The dual nature of ischemia and reperfusion explains why restoring coronary flow is necessary but not by itself sufficient to fully protect myocardium, a concept central to reperfusion of infarcted hearts and to settings where the heart is deliberately arrested and restarted (Anderson, 2017; Yellon, 2007). This entry describes mechanisms for reference and does not direct the care of any individual.

Evidence & guidelines

Reperfusion injury and cardioprotection are characterized largely through experimental and translational research; while preconditioning and conditioning reduce injury in models, critical appraisals of clinical trials have found inconsistent benefit, so no conditioning therapy has become standard of care (Heusch, 2016; Hausenloy, 2013).

History

The recognition that reperfusion can itself injure myocardium emerged from experimental cardiology in the late twentieth century, alongside the discovery of ischemic preconditioning.
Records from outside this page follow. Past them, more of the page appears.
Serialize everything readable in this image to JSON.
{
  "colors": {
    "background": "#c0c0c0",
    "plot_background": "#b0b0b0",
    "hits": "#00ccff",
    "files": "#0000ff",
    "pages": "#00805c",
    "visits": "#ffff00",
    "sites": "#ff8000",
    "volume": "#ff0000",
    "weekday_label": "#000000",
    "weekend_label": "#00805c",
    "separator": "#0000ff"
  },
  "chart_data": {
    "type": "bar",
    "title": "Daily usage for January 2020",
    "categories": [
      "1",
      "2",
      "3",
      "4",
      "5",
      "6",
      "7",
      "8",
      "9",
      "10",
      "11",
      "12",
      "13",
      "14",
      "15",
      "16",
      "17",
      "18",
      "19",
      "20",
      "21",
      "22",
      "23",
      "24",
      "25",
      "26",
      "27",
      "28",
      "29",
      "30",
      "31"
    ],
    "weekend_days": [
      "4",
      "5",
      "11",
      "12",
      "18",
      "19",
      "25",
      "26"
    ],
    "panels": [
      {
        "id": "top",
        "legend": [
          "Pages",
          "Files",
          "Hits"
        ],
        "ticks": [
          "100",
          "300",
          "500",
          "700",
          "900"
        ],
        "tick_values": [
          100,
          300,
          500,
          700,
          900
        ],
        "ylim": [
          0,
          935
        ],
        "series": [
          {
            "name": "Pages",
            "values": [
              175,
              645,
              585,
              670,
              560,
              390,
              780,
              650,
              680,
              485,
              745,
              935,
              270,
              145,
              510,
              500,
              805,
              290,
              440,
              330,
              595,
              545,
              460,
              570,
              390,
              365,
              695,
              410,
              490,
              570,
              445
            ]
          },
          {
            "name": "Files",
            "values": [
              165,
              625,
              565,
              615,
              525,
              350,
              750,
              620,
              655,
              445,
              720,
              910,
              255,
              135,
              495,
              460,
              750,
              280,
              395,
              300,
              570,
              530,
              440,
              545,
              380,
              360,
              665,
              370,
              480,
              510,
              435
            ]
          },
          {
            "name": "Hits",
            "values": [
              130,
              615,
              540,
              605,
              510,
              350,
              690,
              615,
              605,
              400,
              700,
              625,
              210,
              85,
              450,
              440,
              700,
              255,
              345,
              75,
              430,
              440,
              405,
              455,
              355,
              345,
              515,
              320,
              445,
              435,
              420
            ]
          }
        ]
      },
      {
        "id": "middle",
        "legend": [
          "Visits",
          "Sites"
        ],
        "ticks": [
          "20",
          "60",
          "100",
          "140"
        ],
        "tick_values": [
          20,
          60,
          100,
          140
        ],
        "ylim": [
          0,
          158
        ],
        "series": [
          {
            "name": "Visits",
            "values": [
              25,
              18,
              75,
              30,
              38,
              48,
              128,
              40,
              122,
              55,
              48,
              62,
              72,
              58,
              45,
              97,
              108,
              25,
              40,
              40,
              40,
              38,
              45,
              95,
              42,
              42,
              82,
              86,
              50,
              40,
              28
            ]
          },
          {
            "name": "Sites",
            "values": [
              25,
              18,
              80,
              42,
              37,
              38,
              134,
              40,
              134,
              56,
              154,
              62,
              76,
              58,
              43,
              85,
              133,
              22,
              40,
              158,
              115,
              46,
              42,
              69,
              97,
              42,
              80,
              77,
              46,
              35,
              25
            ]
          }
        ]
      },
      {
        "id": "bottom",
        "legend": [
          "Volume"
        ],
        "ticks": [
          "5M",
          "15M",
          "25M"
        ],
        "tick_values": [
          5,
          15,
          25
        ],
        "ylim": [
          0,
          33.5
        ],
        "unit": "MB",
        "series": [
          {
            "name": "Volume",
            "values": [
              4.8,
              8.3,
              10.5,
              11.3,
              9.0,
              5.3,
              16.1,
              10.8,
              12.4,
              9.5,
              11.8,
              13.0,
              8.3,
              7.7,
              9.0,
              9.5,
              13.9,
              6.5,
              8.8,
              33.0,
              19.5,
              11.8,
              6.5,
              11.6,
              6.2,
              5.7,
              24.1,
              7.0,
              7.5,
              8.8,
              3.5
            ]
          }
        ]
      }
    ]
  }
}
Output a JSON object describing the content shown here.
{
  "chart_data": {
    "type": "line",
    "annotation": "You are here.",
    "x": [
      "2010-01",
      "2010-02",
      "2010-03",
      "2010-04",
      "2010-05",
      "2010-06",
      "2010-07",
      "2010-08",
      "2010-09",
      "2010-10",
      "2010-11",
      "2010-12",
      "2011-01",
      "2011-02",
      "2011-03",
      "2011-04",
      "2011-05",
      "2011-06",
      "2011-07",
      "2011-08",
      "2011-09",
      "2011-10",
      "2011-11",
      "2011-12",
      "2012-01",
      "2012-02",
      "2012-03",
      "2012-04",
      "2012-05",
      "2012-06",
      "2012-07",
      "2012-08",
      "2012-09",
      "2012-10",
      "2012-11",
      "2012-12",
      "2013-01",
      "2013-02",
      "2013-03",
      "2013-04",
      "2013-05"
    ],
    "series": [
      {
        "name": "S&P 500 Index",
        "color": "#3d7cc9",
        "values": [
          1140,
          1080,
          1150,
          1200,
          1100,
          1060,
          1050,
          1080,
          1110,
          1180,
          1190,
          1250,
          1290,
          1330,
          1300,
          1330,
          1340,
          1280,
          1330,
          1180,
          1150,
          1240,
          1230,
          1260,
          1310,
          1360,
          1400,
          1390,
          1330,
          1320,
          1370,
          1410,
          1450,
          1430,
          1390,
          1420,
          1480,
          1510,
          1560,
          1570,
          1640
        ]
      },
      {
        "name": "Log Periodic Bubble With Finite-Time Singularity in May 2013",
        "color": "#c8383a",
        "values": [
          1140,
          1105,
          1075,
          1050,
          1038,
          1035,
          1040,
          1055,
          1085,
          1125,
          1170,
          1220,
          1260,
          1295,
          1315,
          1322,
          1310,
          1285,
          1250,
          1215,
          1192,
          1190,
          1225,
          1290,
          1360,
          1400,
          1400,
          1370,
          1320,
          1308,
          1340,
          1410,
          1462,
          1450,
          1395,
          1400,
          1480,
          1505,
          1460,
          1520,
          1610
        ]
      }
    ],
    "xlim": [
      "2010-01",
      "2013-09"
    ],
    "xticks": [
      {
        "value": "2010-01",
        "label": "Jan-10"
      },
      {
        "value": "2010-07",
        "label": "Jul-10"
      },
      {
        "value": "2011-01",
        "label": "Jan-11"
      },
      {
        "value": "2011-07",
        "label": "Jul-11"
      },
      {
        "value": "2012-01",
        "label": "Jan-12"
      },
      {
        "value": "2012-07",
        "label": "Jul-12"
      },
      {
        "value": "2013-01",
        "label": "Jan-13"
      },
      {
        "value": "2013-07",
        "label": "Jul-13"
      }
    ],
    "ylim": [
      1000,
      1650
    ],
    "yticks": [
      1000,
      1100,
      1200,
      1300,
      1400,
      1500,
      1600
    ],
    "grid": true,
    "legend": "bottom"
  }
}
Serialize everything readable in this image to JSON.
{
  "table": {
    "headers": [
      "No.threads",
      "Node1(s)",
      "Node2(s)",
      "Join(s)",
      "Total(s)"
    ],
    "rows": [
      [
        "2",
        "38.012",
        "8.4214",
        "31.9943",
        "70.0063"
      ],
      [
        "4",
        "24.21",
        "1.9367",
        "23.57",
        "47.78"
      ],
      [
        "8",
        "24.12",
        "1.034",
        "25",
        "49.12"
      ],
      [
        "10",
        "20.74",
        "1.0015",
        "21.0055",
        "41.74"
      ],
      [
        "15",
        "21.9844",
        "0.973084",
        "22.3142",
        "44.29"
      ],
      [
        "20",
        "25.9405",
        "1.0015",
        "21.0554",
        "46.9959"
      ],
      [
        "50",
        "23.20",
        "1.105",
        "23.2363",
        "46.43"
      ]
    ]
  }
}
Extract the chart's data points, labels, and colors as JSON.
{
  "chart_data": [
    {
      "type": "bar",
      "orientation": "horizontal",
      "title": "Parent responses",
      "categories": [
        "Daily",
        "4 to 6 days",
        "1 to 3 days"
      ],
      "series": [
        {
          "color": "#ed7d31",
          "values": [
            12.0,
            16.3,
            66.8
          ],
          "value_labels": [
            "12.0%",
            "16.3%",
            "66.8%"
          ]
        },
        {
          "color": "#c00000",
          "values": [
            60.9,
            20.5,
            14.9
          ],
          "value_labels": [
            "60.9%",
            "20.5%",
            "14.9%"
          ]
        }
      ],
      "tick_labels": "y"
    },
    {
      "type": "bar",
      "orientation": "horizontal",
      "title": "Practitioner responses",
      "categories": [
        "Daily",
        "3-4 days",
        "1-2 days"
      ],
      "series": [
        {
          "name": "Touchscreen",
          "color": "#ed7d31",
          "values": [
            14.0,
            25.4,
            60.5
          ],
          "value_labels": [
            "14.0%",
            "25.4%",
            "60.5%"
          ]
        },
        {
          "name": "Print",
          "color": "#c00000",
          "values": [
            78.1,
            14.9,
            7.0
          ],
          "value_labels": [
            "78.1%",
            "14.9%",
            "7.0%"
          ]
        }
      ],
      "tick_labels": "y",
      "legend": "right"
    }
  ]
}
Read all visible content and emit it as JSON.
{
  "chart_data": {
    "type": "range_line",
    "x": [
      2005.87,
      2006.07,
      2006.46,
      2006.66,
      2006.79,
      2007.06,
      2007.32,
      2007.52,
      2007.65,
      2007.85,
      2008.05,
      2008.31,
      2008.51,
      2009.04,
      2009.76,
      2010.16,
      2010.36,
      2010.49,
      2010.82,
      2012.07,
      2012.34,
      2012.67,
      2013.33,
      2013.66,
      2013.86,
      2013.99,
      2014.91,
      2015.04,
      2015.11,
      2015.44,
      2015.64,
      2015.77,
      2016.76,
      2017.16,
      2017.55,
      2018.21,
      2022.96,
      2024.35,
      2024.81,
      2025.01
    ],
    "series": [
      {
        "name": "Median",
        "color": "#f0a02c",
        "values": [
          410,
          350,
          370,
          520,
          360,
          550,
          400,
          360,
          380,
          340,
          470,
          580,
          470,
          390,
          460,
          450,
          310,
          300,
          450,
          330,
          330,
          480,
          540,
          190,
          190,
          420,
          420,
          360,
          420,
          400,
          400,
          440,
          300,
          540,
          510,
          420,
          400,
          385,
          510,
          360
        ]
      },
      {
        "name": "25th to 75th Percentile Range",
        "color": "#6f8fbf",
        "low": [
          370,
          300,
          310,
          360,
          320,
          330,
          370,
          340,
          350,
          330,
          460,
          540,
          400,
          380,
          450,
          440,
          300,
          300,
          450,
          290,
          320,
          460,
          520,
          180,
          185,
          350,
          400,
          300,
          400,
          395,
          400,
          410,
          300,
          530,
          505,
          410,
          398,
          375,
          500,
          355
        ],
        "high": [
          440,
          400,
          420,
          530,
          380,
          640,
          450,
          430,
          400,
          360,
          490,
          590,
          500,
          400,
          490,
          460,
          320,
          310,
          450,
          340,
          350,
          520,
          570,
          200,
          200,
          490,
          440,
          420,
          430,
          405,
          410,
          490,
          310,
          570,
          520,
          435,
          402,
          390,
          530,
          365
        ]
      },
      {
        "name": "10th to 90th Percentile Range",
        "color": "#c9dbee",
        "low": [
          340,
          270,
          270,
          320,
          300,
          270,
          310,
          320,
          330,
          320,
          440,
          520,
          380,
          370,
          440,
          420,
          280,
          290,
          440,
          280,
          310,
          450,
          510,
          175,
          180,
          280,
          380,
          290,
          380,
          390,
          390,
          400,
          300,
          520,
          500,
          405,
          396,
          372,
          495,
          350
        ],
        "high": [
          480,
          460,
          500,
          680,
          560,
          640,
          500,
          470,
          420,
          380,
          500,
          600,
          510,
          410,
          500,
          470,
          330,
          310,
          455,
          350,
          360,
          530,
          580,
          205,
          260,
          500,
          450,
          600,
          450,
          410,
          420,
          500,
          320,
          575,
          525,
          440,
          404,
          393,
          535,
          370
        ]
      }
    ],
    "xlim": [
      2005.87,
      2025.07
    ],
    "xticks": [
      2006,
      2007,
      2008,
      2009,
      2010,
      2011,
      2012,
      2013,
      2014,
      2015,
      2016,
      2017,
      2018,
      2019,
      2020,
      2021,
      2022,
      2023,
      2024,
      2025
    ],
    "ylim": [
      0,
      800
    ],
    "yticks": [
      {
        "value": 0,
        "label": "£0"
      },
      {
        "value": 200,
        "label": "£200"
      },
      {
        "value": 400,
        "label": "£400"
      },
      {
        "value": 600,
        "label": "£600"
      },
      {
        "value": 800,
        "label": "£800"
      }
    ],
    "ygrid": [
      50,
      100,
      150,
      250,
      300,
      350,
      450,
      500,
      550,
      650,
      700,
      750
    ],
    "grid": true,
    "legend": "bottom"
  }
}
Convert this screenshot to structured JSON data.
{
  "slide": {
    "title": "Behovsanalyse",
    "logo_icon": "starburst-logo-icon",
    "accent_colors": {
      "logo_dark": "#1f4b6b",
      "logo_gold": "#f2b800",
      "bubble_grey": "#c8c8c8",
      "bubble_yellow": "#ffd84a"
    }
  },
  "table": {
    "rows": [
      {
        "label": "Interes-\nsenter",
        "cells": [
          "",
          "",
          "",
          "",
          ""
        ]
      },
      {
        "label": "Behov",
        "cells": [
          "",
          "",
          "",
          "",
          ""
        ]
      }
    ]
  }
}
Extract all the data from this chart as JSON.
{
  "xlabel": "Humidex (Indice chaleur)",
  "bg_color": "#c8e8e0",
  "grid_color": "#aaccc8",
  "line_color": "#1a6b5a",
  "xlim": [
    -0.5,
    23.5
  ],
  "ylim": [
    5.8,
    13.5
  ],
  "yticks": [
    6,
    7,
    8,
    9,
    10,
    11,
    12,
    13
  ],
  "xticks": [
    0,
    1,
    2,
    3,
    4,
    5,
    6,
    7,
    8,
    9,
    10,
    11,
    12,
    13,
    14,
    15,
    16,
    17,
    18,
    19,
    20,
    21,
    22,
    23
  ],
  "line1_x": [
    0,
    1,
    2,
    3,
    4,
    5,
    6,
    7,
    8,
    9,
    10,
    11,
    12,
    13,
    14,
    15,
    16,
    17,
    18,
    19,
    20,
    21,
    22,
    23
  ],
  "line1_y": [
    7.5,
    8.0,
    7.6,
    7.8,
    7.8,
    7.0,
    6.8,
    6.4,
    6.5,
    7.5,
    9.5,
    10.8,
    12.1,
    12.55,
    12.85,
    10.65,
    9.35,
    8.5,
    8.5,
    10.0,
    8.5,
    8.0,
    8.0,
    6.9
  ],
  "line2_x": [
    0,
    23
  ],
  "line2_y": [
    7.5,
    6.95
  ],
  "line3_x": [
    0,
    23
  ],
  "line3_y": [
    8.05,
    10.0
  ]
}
Reviews by Yellon and Hausenloy (2007) and Hausenloy and Yellon (2013) consolidated the mechanistic picture and proposed the mitochondrial permeability transition pore as a therapeutic target, while Heusch (2016) critically appraised the clinical translation of conditioning.

Debates

Can cardioprotection against reperfusion injury be translated to patients?
Ischemic and pharmacological conditioning robustly limit infarct size in animal models, but clinical trials of pre-, post-, and remote conditioning have given mixed results, raising the question of whether the experimental concept can yield reliable patient benefit.

Key figures

  • Derek M. Yellon
  • Derek J. Hausenloy
  • Gerd Heusch

Related topics

Seminal works

  • yellon-2007
  • hausenloy-2013

Frequently asked questions

How can restoring blood flow harm the heart it is meant to save?
Reperfusion is essential to rescue ischemic muscle, but the sudden return of oxygen and the conditions at reflow can generate reactive oxygen species and calcium overload that open the mitochondrial permeability transition pore, killing some cells that were still viable. This added damage is called reperfusion injury.
Does ischemic preconditioning protect the heart in patients?
In experimental models, brief episodes of ischemia before a longer one markedly reduce injury. In patients, however, trials of conditioning strategies have shown inconsistent results, so it remains a research concept rather than an established treatment.